How BigID Helps Organizations Protect Personal & Sensitive Data

The Executive Order aligns with several global initiatives to safeguard the flow and transfer of information across countries. The EO highlights the importance of companies understanding what data they collect, how it is used, and potential use by third parties.

BigID enables organizations to meet the EO requirements by identifying, managing, monitoring, and protecting all personal and sensitive data – including cross-border transfers and data access requirements. With BigID, organizations can:

• Découvrez les données : Découvrez et cataloguez vos données sensibles, y compris structurées, semi-structurées et non structurées, dans des environnements sur site et dans le cloud.
• Bénéficier d'une visibilité totale : Automatically classify, categorize, tag, and label sensitive data with unmatched accuracy, granularity, and scale to build a cohesive data inventory to prepare for regulatory audits from the DOJ.
• Atténuer les risques liés à l'accès aux données : Surveiller, détecter et répondre de manière proactive à l'exposition interne non autorisée, à l'utilisation et à l'activité suspecte autour des données sensibles.
• Validated Data Transfers: Créez des politiques et attribuez la résidence aux sources de données et aux données des individus pour appliquer les exigences de résidence des données et surveiller et alerter sur les transferts de données.
• Streamline Remediation: BigID helps to define the remediation actions to provide audit records with integration to ticketing systems like Jira for seamless remediation workflows.
• Assurer la conformité : Respecter automatiquement les règles de sécurité, de confidentialité et de conformité à l'IA et les cadres à l'échelle mondiale, quel que soit l'endroit où résident les données.
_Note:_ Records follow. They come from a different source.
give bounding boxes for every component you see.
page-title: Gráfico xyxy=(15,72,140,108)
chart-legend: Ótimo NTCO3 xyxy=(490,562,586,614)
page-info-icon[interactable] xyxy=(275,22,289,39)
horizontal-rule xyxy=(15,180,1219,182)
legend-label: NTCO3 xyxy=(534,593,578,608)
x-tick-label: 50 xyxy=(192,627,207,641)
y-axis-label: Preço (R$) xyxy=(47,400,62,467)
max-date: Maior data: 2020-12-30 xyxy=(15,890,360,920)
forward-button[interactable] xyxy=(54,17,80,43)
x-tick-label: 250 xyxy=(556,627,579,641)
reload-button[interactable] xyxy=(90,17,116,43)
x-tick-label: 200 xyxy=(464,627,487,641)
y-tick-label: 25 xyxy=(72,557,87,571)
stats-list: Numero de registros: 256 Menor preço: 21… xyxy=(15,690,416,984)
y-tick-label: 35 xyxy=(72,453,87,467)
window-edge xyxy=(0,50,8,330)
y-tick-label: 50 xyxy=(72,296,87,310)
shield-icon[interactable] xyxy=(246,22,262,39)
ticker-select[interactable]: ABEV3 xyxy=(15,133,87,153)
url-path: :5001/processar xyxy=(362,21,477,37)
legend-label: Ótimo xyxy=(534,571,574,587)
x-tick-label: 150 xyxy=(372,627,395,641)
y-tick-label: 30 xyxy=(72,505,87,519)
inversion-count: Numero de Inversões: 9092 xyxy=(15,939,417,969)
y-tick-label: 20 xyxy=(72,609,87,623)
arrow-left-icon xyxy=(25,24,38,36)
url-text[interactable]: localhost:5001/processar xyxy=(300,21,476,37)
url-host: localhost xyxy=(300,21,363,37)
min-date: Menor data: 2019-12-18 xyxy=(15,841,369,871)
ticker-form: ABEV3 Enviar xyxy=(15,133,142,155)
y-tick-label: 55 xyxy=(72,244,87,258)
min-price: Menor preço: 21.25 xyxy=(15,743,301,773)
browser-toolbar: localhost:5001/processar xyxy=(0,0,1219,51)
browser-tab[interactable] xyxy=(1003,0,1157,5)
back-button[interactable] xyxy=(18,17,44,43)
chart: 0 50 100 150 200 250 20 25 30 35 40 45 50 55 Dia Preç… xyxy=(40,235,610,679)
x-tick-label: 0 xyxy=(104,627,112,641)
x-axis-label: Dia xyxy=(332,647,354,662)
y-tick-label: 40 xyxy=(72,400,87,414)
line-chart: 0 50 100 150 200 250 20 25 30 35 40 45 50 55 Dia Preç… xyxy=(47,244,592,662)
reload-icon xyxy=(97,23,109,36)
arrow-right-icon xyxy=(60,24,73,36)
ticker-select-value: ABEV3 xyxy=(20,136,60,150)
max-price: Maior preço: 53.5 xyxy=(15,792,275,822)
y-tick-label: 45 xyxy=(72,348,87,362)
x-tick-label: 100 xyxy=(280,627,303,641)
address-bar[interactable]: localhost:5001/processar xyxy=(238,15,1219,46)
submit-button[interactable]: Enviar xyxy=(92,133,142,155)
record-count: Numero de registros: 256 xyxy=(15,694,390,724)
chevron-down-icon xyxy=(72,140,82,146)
Planifiez une démo avec nos experts to see how BigID can help your organization secure access and protect personal sensitive data to align with the new executive order requirements.

Auteur

Verrion Wright

Stratégie et développement du contenu

Verrion Wright est un spécialiste du marketing très expérimenté et ambitieux, avec plus de 20 ans d'expérience dans le marketing produit, le développement de contenu et la stratégie numérique. Il a occupé des postes de direction dans divers secteurs, notamment les services informatiques, la confidentialité des données, le marketing et la publicité (planification des médias), en mettant l'accent sur les connaissances fondées sur les données et le marketing intégré. Chez BigID, Verrion est le directeur de la stratégie et du développement de contenu, qui aide à élever le contenu à travers tous les piliers, les régions et les acheteurs, en créant systématiquement un contenu convaincant sur plusieurs supports - y compris la vidéo, les articles, les listes de contrôle, les livres blancs et les guides.